Intervention de Yves Pozzo di Borgo

Réunion du 4 décembre 2012 à 22h00
Recherche sur l'embryon et les cellules souches embryonnaires — Vote sur l'ensemble

Photo de Yves Pozzo di BorgoYves Pozzo di Borgo :

Monsieur le président, madame la ministre, mes chers collègues, comme je le rappelais tout à l’heure à propos de la motion de procédure présentée par Dominique de Legge, je voterai avec certains de mes collègues de l’UDI-UC contre ce texte, parce qu’il modifie la loi de 2011 un an seulement après son adoption, parce que la loi de 2011 était le fruit d’un large consensus démocratique et parce qu’il s’agit d’une modification majeure qui, a contrario, n’a pas fait l’objet d’une nouvelle concertation suffisante, pour ne pas dire que celle-ci a été inexistante !

Ce vote participe donc d’une véritable insécurité et instabilité juridique, d’autant que c’est aussi le cas du sujet débattu. Il ne s’agit pas, en effet, d’un sujet politique. Comme l’indique le nom de la loi sur laquelle on veut revenir, il s’agit d’un sujet éthique.

Avec la présente proposition, vous entendez renverser le principe de la loi du 7 juillet 2011 relative à la bioéthique. Toutefois, celle-ci n’est pas la loi d’une majorité politique. Elle est le fruit d’une large réflexion et d’un consensus défini à la suite des états généraux de la bioéthique, puis d’un long débat au Parlement et d’un compromis qui transcende largement les clivages partisans.

La question de la recherche sur l’embryon, en particulier, a fait l’objet d’une maturation au fil de débats nourris. Rappelez-vous ! Le texte finalement adopté est l’aboutissement d’un dialogue fécond entre les deux chambres du Parlement. Ce n’est d’ailleurs pas un hasard si la question n’a pas été tranchée en commission mixte paritaire. Le Sénat a débattu, réfléchi et finalement, en seconde lecture, s’est rangé aux raisons de l’Assemblée nationale, contre l’avis de sa commission, pour le maintien du principe de l’interdiction. Ce choix n’a rien d’arbitraire. C’est un choix éclairé, un véritable modus vivendi, car il est à la fois éthique et scientifique.

L’éthique commandait de ne pas ouvrir la boîte de Pandore en autorisant, par principe, la recherche sur l’embryon, c’est-à-dire en faisant de la vie humaine matière à expérimentation. L’éthique commandait le maintien de l’interdiction assortie d’exceptions.

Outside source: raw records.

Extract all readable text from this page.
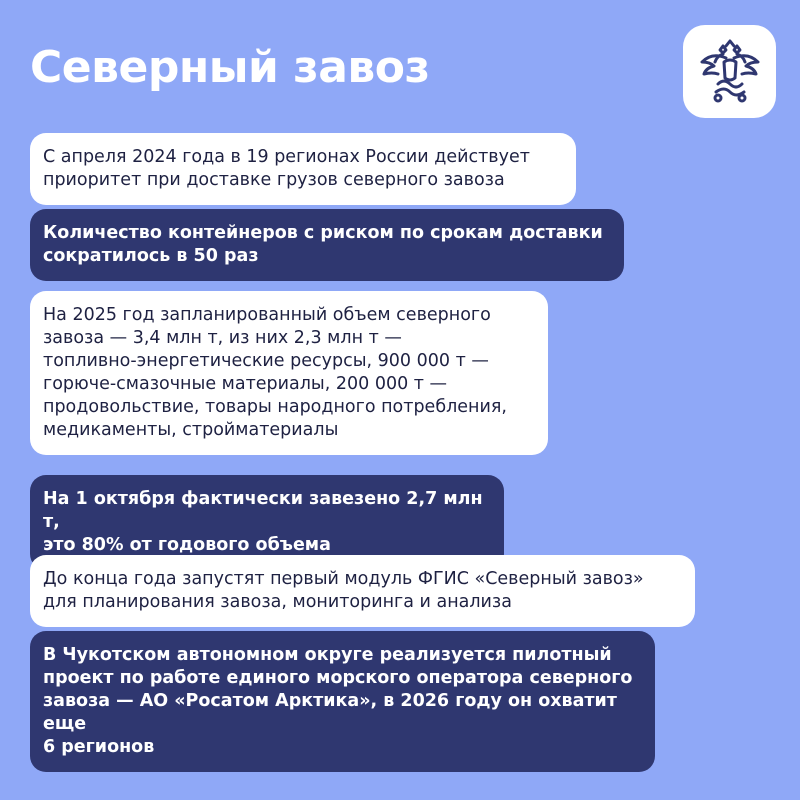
Северный завоз
С апреля 2024 года в 19 регионах России действует
приоритет при доставке грузов северного завоза
Количество контейнеров с риском по срокам доставки
сократилось в 50 раз
На 2025 год запланированный объем северного
завоза — 3,4 млн т, из них 2,3 млн т —
топливно-энергетические ресурсы, 900 000 т —
горюче-смазочные материалы, 200 000 т —
продовольствие, товары народного потребления,
медикаменты, стройматериалы
На 1 октября фактически завезено 2,7 млн т,
это 80% от годового объема
До конца года запустят первый модуль ФГИС «Северный завоз»
для планирования завоза, мониторинга и анализа
В Чукотском автономном округе реализуется пилотный
проект по работе единого морского оператора северного
завоза — АО «Росатом Арктика», в 2026 году он охватит еще
6 регионов
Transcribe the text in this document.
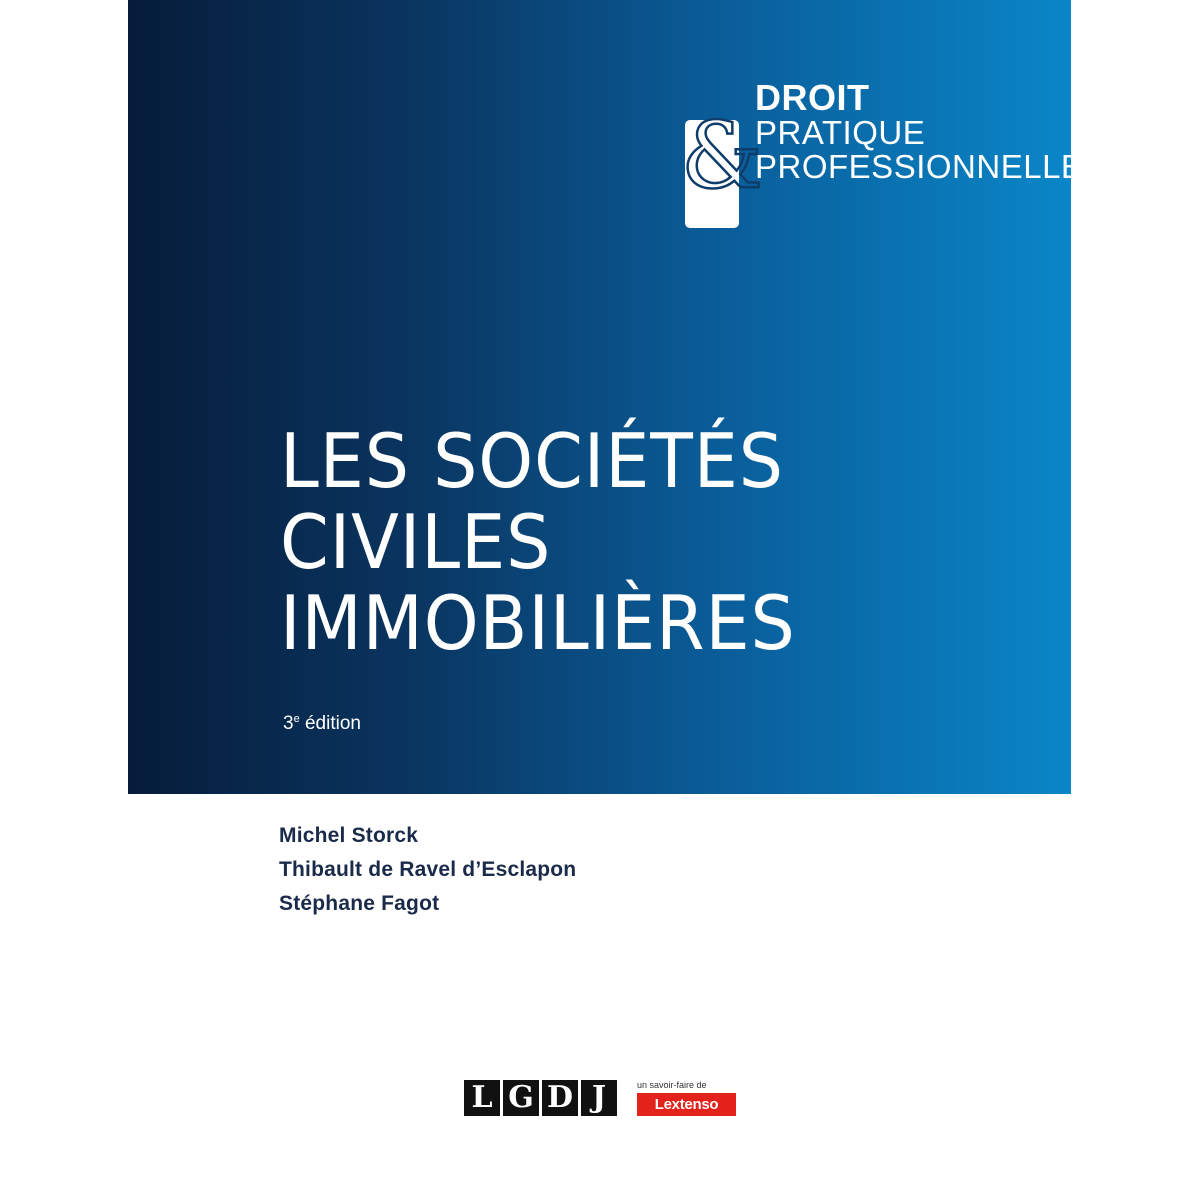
&
DROIT
PRATIQUE
PROFESSIONNELLE
LES SOCIÉTÉS
CIVILES
IMMOBILIÈRES
3e édition
Michel Storck
Thibault de Ravel d’Esclapon
Stéphane Fagot
L G D J	un savoir-faire de
Lextenso
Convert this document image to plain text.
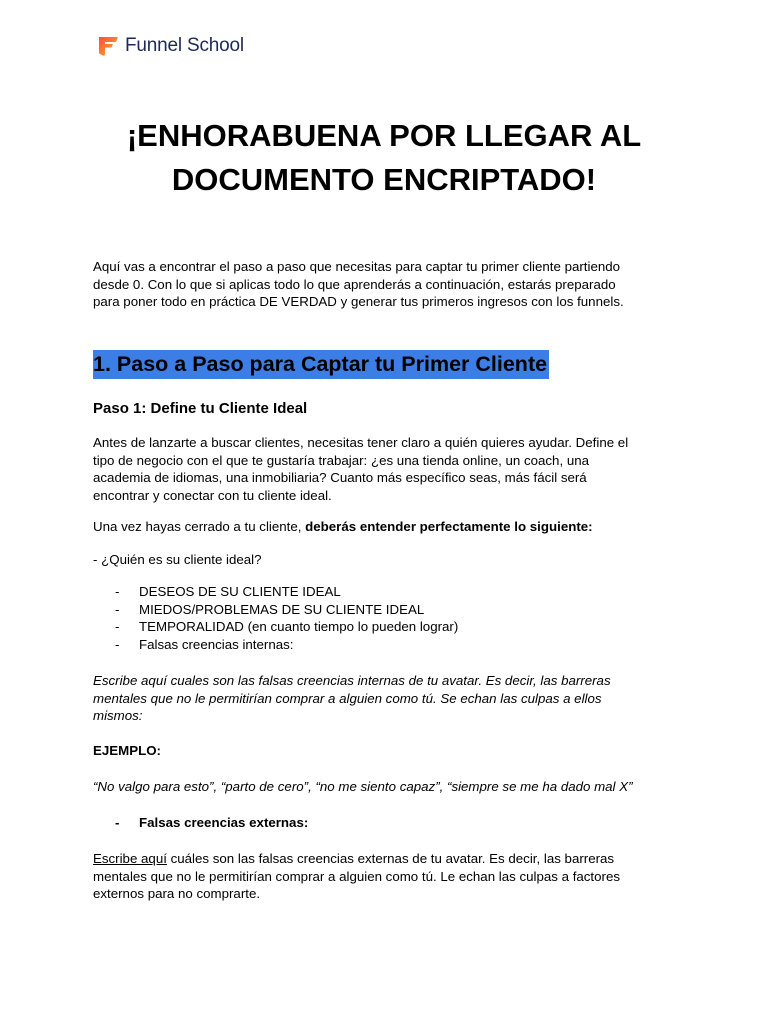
Funnel School
¡ENHORABUENA POR LLEGAR AL
DOCUMENTO ENCRIPTADO!

Aquí vas a encontrar el paso a paso que necesitas para captar tu primer cliente partiendo
desde 0. Con lo que si aplicas todo lo que aprenderás a continuación, estarás preparado
para poner todo en práctica DE VERDAD y generar tus primeros ingresos con los funnels.

1. Paso a Paso para Captar tu Primer Cliente
Paso 1: Define tu Cliente Ideal

Antes de lanzarte a buscar clientes, necesitas tener claro a quién quieres ayudar. Define el
tipo de negocio con el que te gustaría trabajar: ¿es una tienda online, un coach, una
academia de idiomas, una inmobiliaria? Cuanto más específico seas, más fácil será
encontrar y conectar con tu cliente ideal.

Una vez hayas cerrado a tu cliente, deberás entender perfectamente lo siguiente:

- ¿Quién es su cliente ideal?

- DESEOS DE SU CLIENTE IDEAL
- MIEDOS/PROBLEMAS DE SU CLIENTE IDEAL
- TEMPORALIDAD (en cuanto tiempo lo pueden lograr)
- Falsas creencias internas:

Escribe aquí cuales son las falsas creencias internas de tu avatar. Es decir, las barreras
mentales que no le permitirían comprar a alguien como tú. Se echan las culpas a ellos
mismos:

EJEMPLO:

“No valgo para esto”, “parto de cero”, “no me siento capaz”, “siempre se me ha dado mal X”

- Falsas creencias externas:

Escribe aquí cuáles son las falsas creencias externas de tu avatar. Es decir, las barreras
mentales que no le permitirían comprar a alguien como tú. Le echan las culpas a factores
externos para no comprarte.
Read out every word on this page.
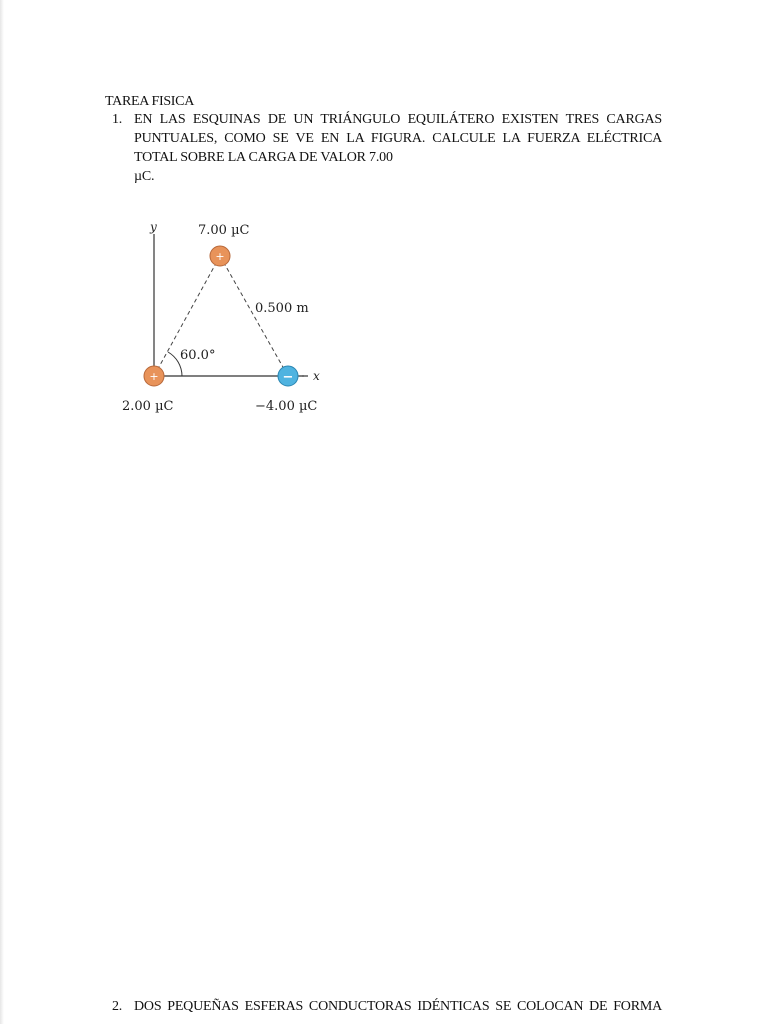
TAREA FISICA
1. EN LAS ESQUINAS DE UN TRIÁNGULO EQUILÁTERO EXISTEN TRES CARGAS PUNTUALES, COMO SE VE EN LA FIGURA. CALCULE LA FUERZA ELÉCTRICA TOTAL SOBRE LA CARGA DE VALOR 7.00
µC.
+
+	−
y
x
7.00 µC
0.500 m
60.0°
2.00 µC	−4.00 µC
2. DOS PEQUEÑAS ESFERAS CONDUCTORAS IDÉNTICAS SE COLOCAN DE FORMA
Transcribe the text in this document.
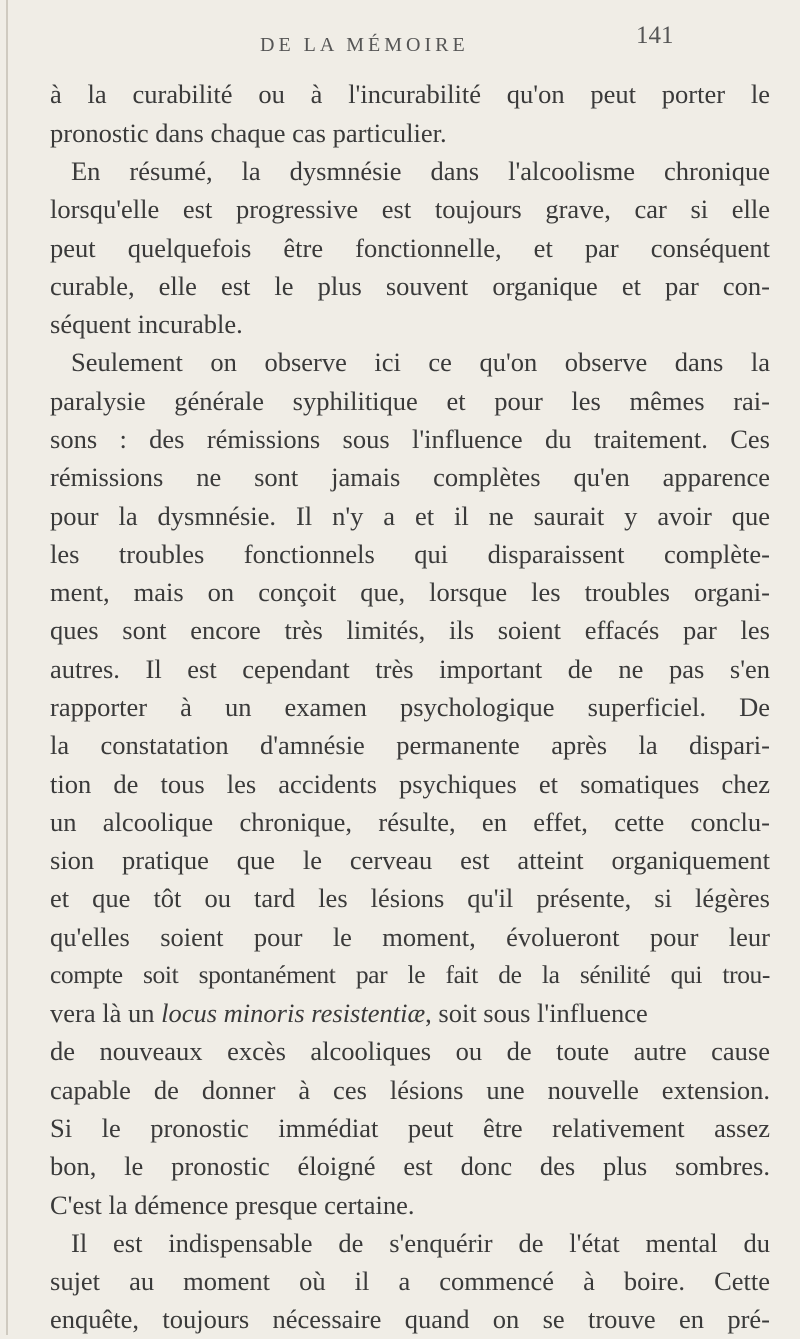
DE LA MÉMOIRE	141
à la curabilité ou à l'incurabilité qu'on peut porter le
pronostic dans chaque cas particulier.
En résumé, la dysmnésie dans l'alcoolisme chronique
lorsqu'elle est progressive est toujours grave, car si elle
peut quelquefois être fonctionnelle, et par conséquent
curable, elle est le plus souvent organique et par con-
séquent incurable.
Seulement on observe ici ce qu'on observe dans la
paralysie générale syphilitique et pour les mêmes rai-
sons : des rémissions sous l'influence du traitement. Ces
rémissions ne sont jamais complètes qu'en apparence
pour la dysmnésie. Il n'y a et il ne saurait y avoir que
les troubles fonctionnels qui disparaissent complète-
ment, mais on conçoit que, lorsque les troubles organi-
ques sont encore très limités, ils soient effacés par les
autres. Il est cependant très important de ne pas s'en
rapporter à un examen psychologique superficiel. De
la constatation d'amnésie permanente après la dispari-
tion de tous les accidents psychiques et somatiques chez
un alcoolique chronique, résulte, en effet, cette conclu-
sion pratique que le cerveau est atteint organiquement
et que tôt ou tard les lésions qu'il présente, si légères
qu'elles soient pour le moment, évolueront pour leur
compte soit spontanément par le fait de la sénilité qui trou-
vera là un locus minoris resistentiæ, soit sous l'influence
de nouveaux excès alcooliques ou de toute autre cause
capable de donner à ces lésions une nouvelle extension.
Si le pronostic immédiat peut être relativement assez
bon, le pronostic éloigné est donc des plus sombres.
C'est la démence presque certaine.
Il est indispensable de s'enquérir de l'état mental du
sujet au moment où il a commencé à boire. Cette
enquête, toujours nécessaire quand on se trouve en pré-
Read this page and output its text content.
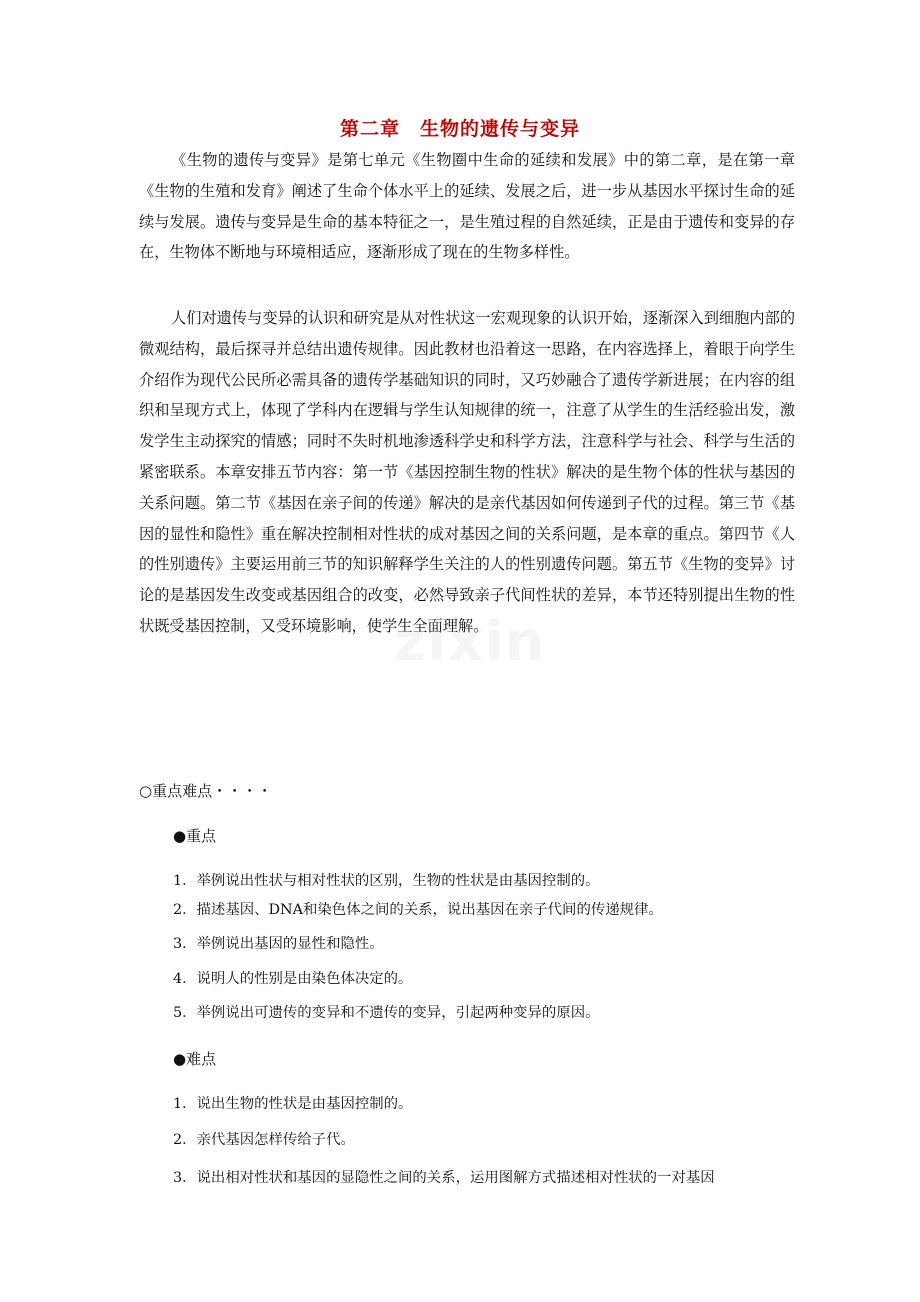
第二章　生物的遗传与变异

《生物的遗传与变异》是第七单元《生物圈中生命的延续和发展》中的第二章，是在第一章《生物的生殖和发育》阐述了生命个体水平上的延续、发展之后，进一步从基因水平探讨生命的延续与发展。遗传与变异是生命的基本特征之一，是生殖过程的自然延续，正是由于遗传和变异的存在，生物体不断地与环境相适应，逐渐形成了现在的生物多样性。

人们对遗传与变异的认识和研究是从对性状这一宏观现象的认识开始，逐渐深入到细胞内部的微观结构，最后探寻并总结出遗传规律。因此教材也沿着这一思路，在内容选择上，着眼于向学生介绍作为现代公民所必需具备的遗传学基础知识的同时，又巧妙融合了遗传学新进展；在内容的组织和呈现方式上，体现了学科内在逻辑与学生认知规律的统一，注意了从学生的生活经验出发，激发学生主动探究的情感；同时不失时机地渗透科学史和科学方法，注意科学与社会、科学与生活的紧密联系。本章安排五节内容：第一节《基因控制生物的性状》解决的是生物个体的性状与基因的关系问题。第二节《基因在亲子间的传递》解决的是亲代基因如何传递到子代的过程。第三节《基因的显性和隐性》重在解决控制相对性状的成对基因之间的关系问题，是本章的重点。第四节《人的性别遗传》主要运用前三节的知识解释学生关注的人的性别遗传问题。第五节《生物的变异》讨论的是基因发生改变或基因组合的改变，必然导致亲子代间性状的差异，本节还特别提出生物的性状既受基因控制，又受环境影响，使学生全面理解。

○重点难点・・・・

●重点

1．举例说出性状与相对性状的区别，生物的性状是由基因控制的。

2．描述基因、DNA和染色体之间的关系，说出基因在亲子代间的传递规律。

3．举例说出基因的显性和隐性。

4．说明人的性别是由染色体决定的。

5．举例说出可遗传的变异和不遗传的变异，引起两种变异的原因。

●难点

1．说出生物的性状是由基因控制的。

2．亲代基因怎样传给子代。

3．说出相对性状和基因的显隐性之间的关系，运用图解方式描述相对性状的一对基因

zixin
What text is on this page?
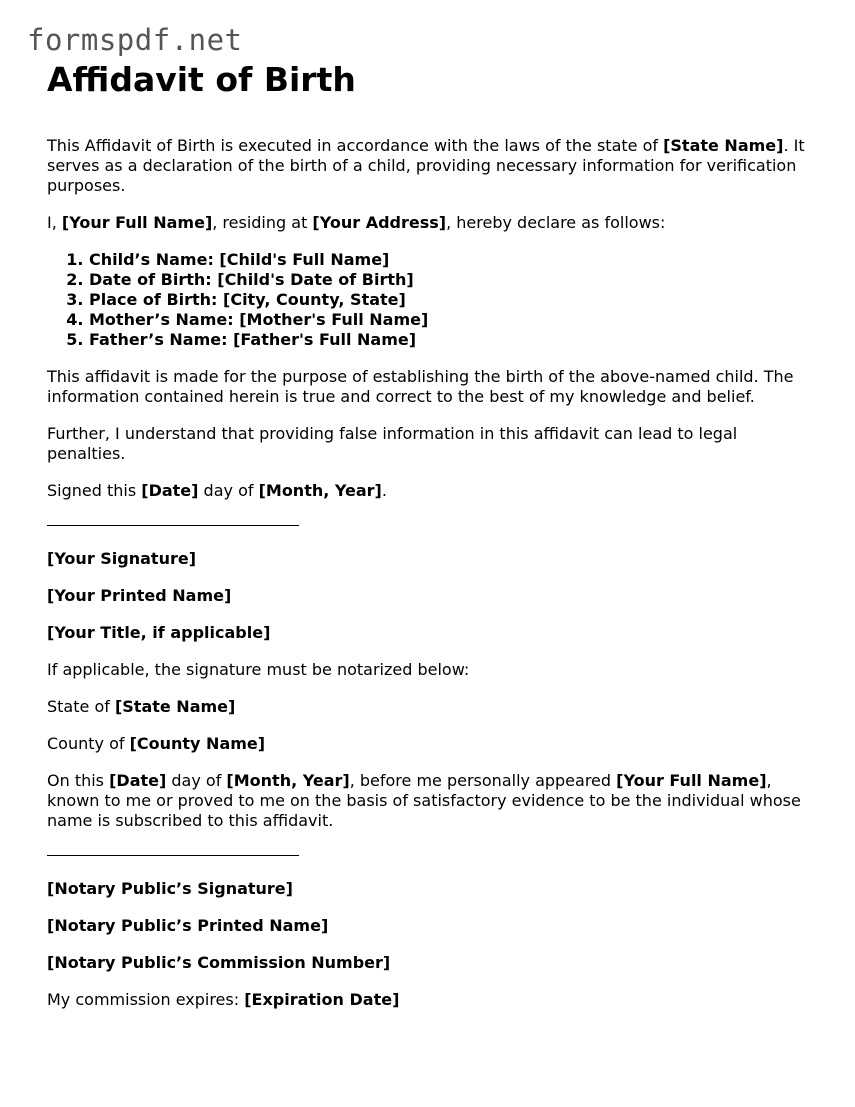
formspdf.net
Affidavit of Birth

This Affidavit of Birth is executed in accordance with the laws of the state of [State Name]. It serves as a declaration of the birth of a child, providing necessary information for verification purposes.

I, [Your Full Name], residing at [Your Address], hereby declare as follows:

1. Child’s Name: [Child's Full Name]
2. Date of Birth: [Child's Date of Birth]
3. Place of Birth: [City, County, State]
4. Mother’s Name: [Mother's Full Name]
5. Father’s Name: [Father's Full Name]

This affidavit is made for the purpose of establishing the birth of the above-named child. The information contained herein is true and correct to the best of my knowledge and belief.

Further, I understand that providing false information in this affidavit can lead to legal penalties.

Signed this [Date] day of [Month, Year].

[Your Signature]

[Your Printed Name]

[Your Title, if applicable]

If applicable, the signature must be notarized below:

State of [State Name]

County of [County Name]

On this [Date] day of [Month, Year], before me personally appeared [Your Full Name], known to me or proved to me on the basis of satisfactory evidence to be the individual whose name is subscribed to this affidavit.

[Notary Public’s Signature]

[Notary Public’s Printed Name]

[Notary Public’s Commission Number]

My commission expires: [Expiration Date]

La science ne réclame pas le contraire ! Les informations scientifiques portées à notre connaissance en juillet 2011 renforçaient déjà ce choix éthique. Elles indiquaient que, pour faire avancer la recherche, il n’y a plus aucune nécessité d’expérimenter sur l’embryon.

C’est bien pour avoir découvert une solution de rechange à l’utilisation des cellules souches embryonnaires que les professeurs John Gurdon et Shinya Yamanaka viennent de se voir décerner le prix Nobel de médecine de 2012.

Ainsi, avec la présente proposition de loi, vous entendez rayer d’un trait de plume, sans aucune consultation préalable, un aspect fondamental de la loi du 7 juillet 2011 qui, elle, avait été précédée d’un large débat public et avait fait l’objet d’un consensus parlementaire transpartisan, de surcroît tout récent et légitimé à la fois par l’éthique et par la science.

J’ai beaucoup de respect pour ce débat, qui est important et qui a nécessité une grande implication personnelle de chacun d’entre nous. Toutefois, franchement, comme je l’ai dit à mes collègues du RDSE, je regrette, quand il s’agit d’un débat faisant appel non pas aux idées politiques, mais à l’éthique personnelle, qu’on revienne sur une mesure très importante à l’occasion d’un changement de rapport politique. Je le regrette profondément.

Ce n’est pas à l’honneur du Sénat, ni du groupe RDSE, même s’il avait raison. Sans le partager, je respecte le combat des membres de ce groupe, mais je trouve que la méthode n’est pas très correcte. C’est la raison pour laquelle certains de mes collègues du groupe UDI-UC et moi-même voterons contre ce texte.